"Welcome" revisité par un réalisateur finlandais alcoolique, ça vous tente ? Non ? Eh ben, vous avez tort ! Bon, c'est sûr, si on n'a jamais vu de film d'Aki Kaurismaki avant, ça peut surprendre, voire rebuter. La façon de s'exprimer des personnages d'un ton monocorde et leur façon de se mouvoir dans le cadre avec une extrême économie de mouvements (de la part des acteurs, mais aussi de la part de la caméra) sortent des sentiers battus du tout venant de la production cinématographique et portent bien la marque de fabrique de l'auteur. En plus, alors que ça ne nous gênait absolument pas dans ses précédents films (en finnois... qui comprend le finnois ?), les dialogues donnent ici une certaine impression de "mal joué" (parce qu'en français), surtout de la part du jeune Blondin Miguel mais aussi des actrices finlandaises dont l'accent est à couper au couteau (j'ai bien dit finlandaises, hein, j'veux pas d'emmerdes avec Eva Joly, moi !). Cette impression s'estompe par contre totalement avec André Wilms, à l'aise comme un poisson dans l'eau dans ce type de cinéma (ce n'est d'ailleurs pas, et loin de là, sa première collaboration avec Kaurismaki).

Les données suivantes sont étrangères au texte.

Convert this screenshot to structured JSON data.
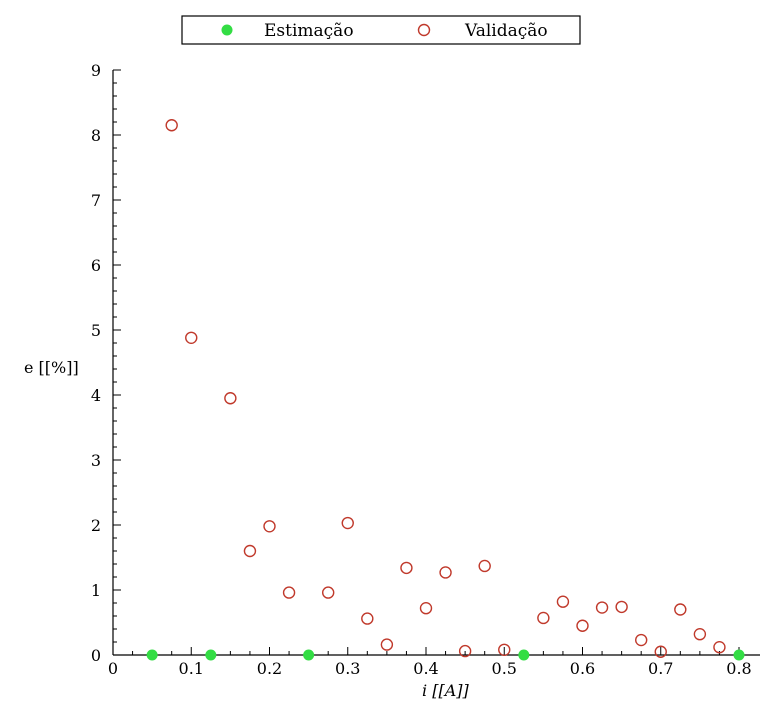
{
  "chart_data": {
    "type": "scatter",
    "title": "",
    "xlabel": "i [[A]]",
    "ylabel": "e [[%]]",
    "xlim": [
      0,
      0.8
    ],
    "ylim": [
      0,
      9
    ],
    "xticks": [
      0,
      0.1,
      0.2,
      0.3,
      0.4,
      0.5,
      0.6,
      0.7,
      0.8
    ],
    "xtick_labels": [
      "0",
      "0.1",
      "0.2",
      "0.3",
      "0.4",
      "0.5",
      "0.6",
      "0.7",
      "0.8"
    ],
    "yticks": [
      0,
      1,
      2,
      3,
      4,
      5,
      6,
      7,
      8,
      9
    ],
    "ytick_labels": [
      "0",
      "1",
      "2",
      "3",
      "4",
      "5",
      "6",
      "7",
      "8",
      "9"
    ],
    "grid": false,
    "legend_position": "top-center",
    "series": [
      {
        "name": "Estimação",
        "marker": "filled-circle",
        "color": "#33dd44",
        "points": [
          {
            "x": 0.05,
            "y": 0.0
          },
          {
            "x": 0.125,
            "y": 0.0
          },
          {
            "x": 0.25,
            "y": 0.0
          },
          {
            "x": 0.525,
            "y": 0.0
          },
          {
            "x": 0.8,
            "y": 0.0
          }
        ]
      },
      {
        "name": "Validação",
        "marker": "open-circle",
        "color": "#c0392b",
        "points": [
          {
            "x": 0.075,
            "y": 8.15
          },
          {
            "x": 0.1,
            "y": 4.88
          },
          {
            "x": 0.15,
            "y": 3.95
          },
          {
            "x": 0.175,
            "y": 1.6
          },
          {
            "x": 0.2,
            "y": 1.98
          },
          {
            "x": 0.225,
            "y": 0.96
          },
          {
            "x": 0.275,
            "y": 0.96
          },
          {
            "x": 0.3,
            "y": 2.03
          },
          {
            "x": 0.325,
            "y": 0.56
          },
          {
            "x": 0.35,
            "y": 0.16
          },
          {
            "x": 0.375,
            "y": 1.34
          },
          {
            "x": 0.4,
            "y": 0.72
          },
          {
            "x": 0.425,
            "y": 1.27
          },
          {
            "x": 0.45,
            "y": 0.06
          },
          {
            "x": 0.475,
            "y": 1.37
          },
          {
            "x": 0.5,
            "y": 0.08
          },
          {
            "x": 0.55,
            "y": 0.57
          },
          {
            "x": 0.575,
            "y": 0.82
          },
          {
            "x": 0.6,
            "y": 0.45
          },
          {
            "x": 0.625,
            "y": 0.73
          },
          {
            "x": 0.65,
            "y": 0.74
          },
          {
            "x": 0.675,
            "y": 0.23
          },
          {
            "x": 0.7,
            "y": 0.05
          },
          {
            "x": 0.725,
            "y": 0.7
          },
          {
            "x": 0.75,
            "y": 0.32
          },
          {
            "x": 0.775,
            "y": 0.12
          }
        ]
      }
    ]
  }
}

Il est aussi marrant de voir que quand Kaurismaki s'empare d'un sujet de société sérieux et grave, voire tragique, il en tire un film d'un optimisme et d'une naïveté revigorants. C'était le cas dans "Au Loin s'en Vont les Nuages" (sans doute son meilleur film) avec le chômage, c'est le cas dans "Le Havre" avec l'immigration clandestine. Naïfs, les décors aux tons pastels du plus bel effet. Naïfs, tous les anachronismes qui pullulent dans le film (des cireurs de chaussures, une 403, un chauffe-eau... et puis, surtout, on fume dans les bars !!!). Naïve et forcément irréaliste, cette communauté de braves gens prêts à se serrer les coudes pour venir en aide aux plus malheureux... Tout ça quand même avec un dénonciateur. Un seul et unique dénonciateur. Vous vous rendez compte ? En France ? Pas possible...

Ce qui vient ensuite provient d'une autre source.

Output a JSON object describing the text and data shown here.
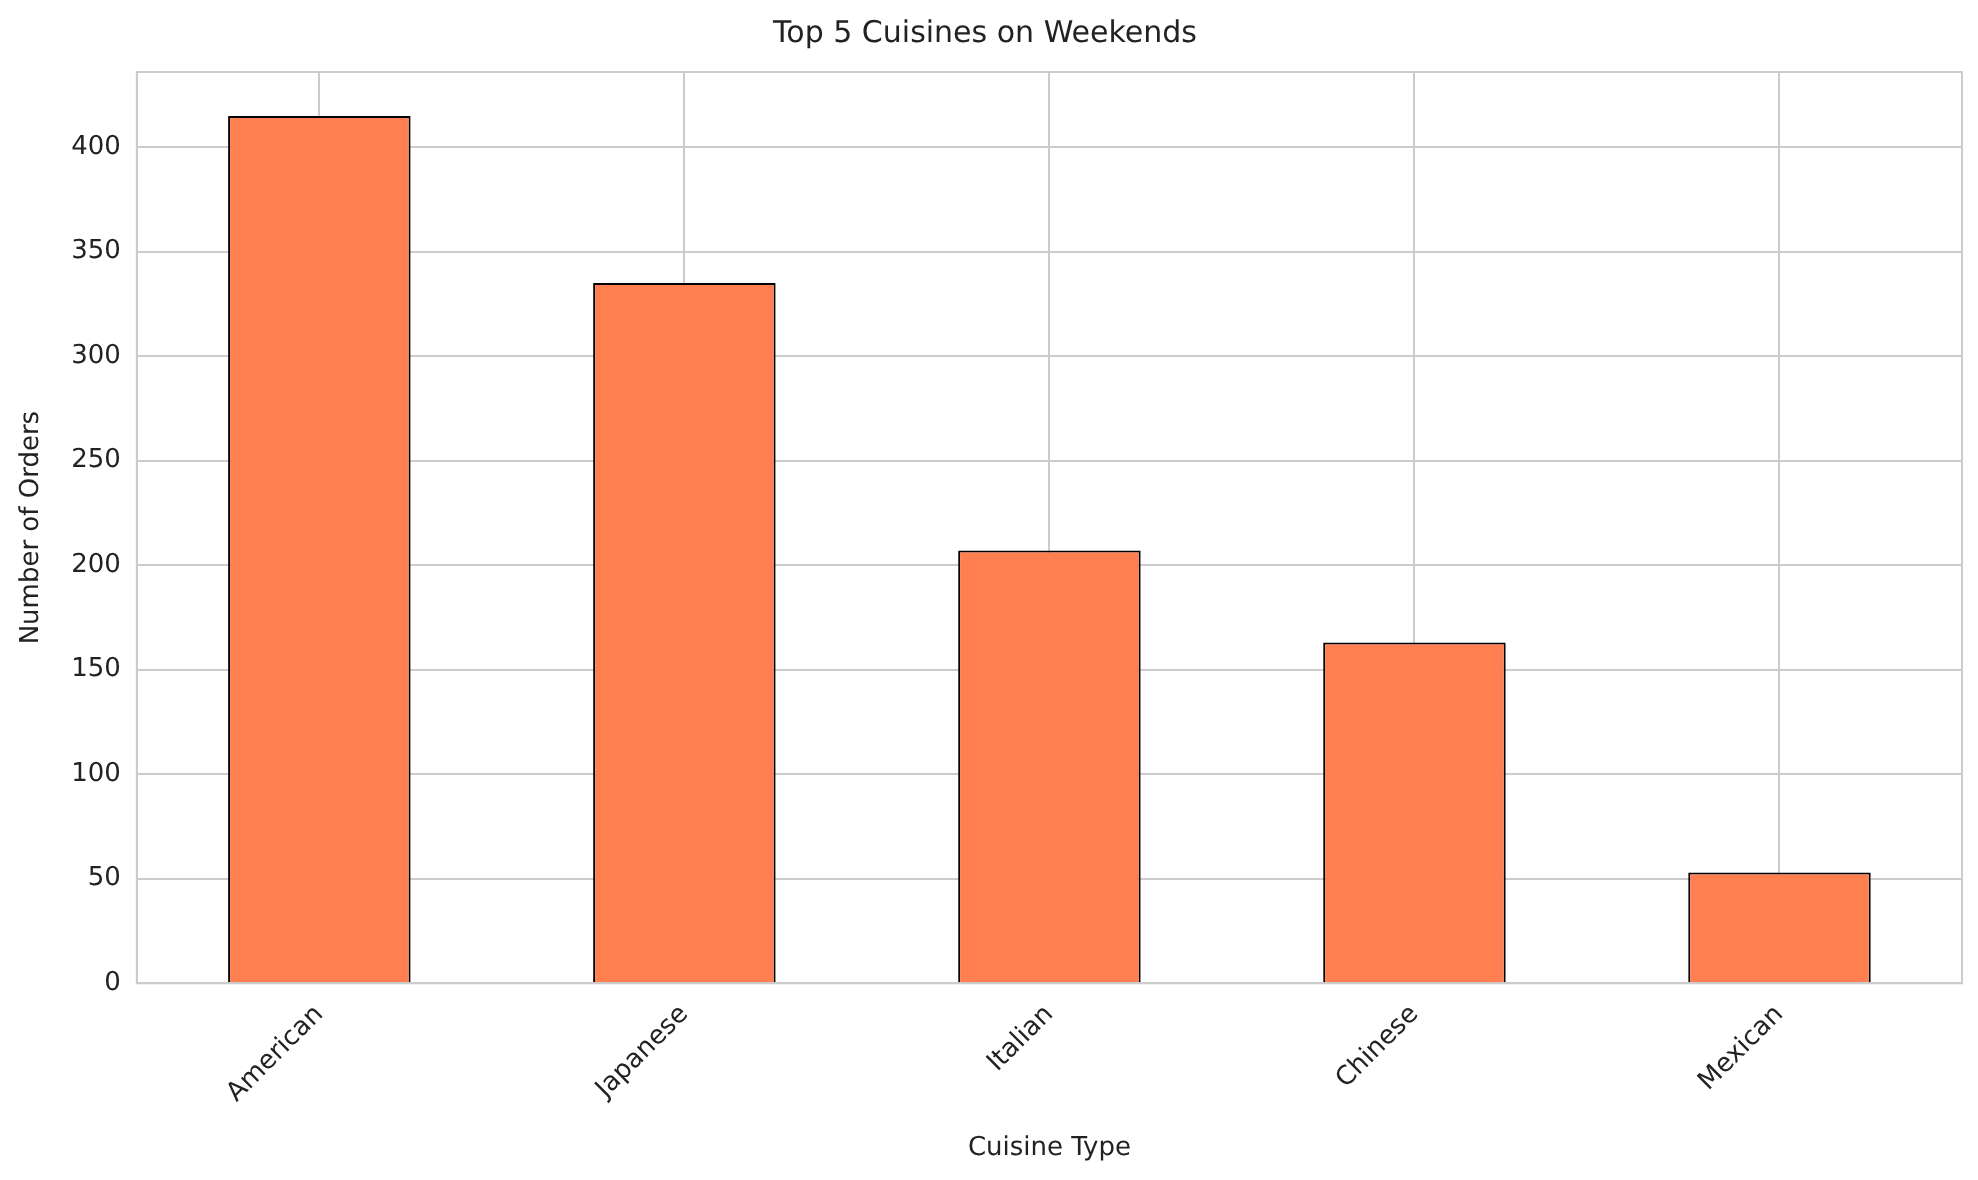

Finalement, les seules touches de réalisme sont apportées par la voix off d'Eric Besson dans un reportage TV et par les uniformes des policiers. Le rôle de flic de Darroussin (qui, dans le genre personnage bourru mais sensible, ne dépareillerait pas dans un film de Miyazaki) nous donne d'ailleurs pas mal à réfléchir sur son métier : la police applique la loi, la loi protège les citoyens. OK, on voit bien la menace que représente un voleur ou un assassin mais c'est un peu plus flou dans le cas d'une personne qui veut juste rejoindre un membre de sa famille dans un pays étranger...
Si le film s'était vraiment voulu réaliste, il se serait tourné un peu plus au Nord, là où se trouve la plaque tournante de l'immigration vers l'Angleterre. En fait, si Le Havre a été choisi comme lieu d'action et comme titre du film, c'est sans doute plus à cause de l'ironie qui se dégage de son nom (havre = refuge, sauf pour les clandestins) et aussi parce que c'est la ville de Little Bob. Et là, je dis merci, Monsieur Kaurismaki, d'avoir remis un peu de lumière sur un tel artiste ! De la part du type qui nous a fait découvrir les Leningrad Cowboys il y a une vingtaine d'années, on ne pouvait s'attendre à mieux.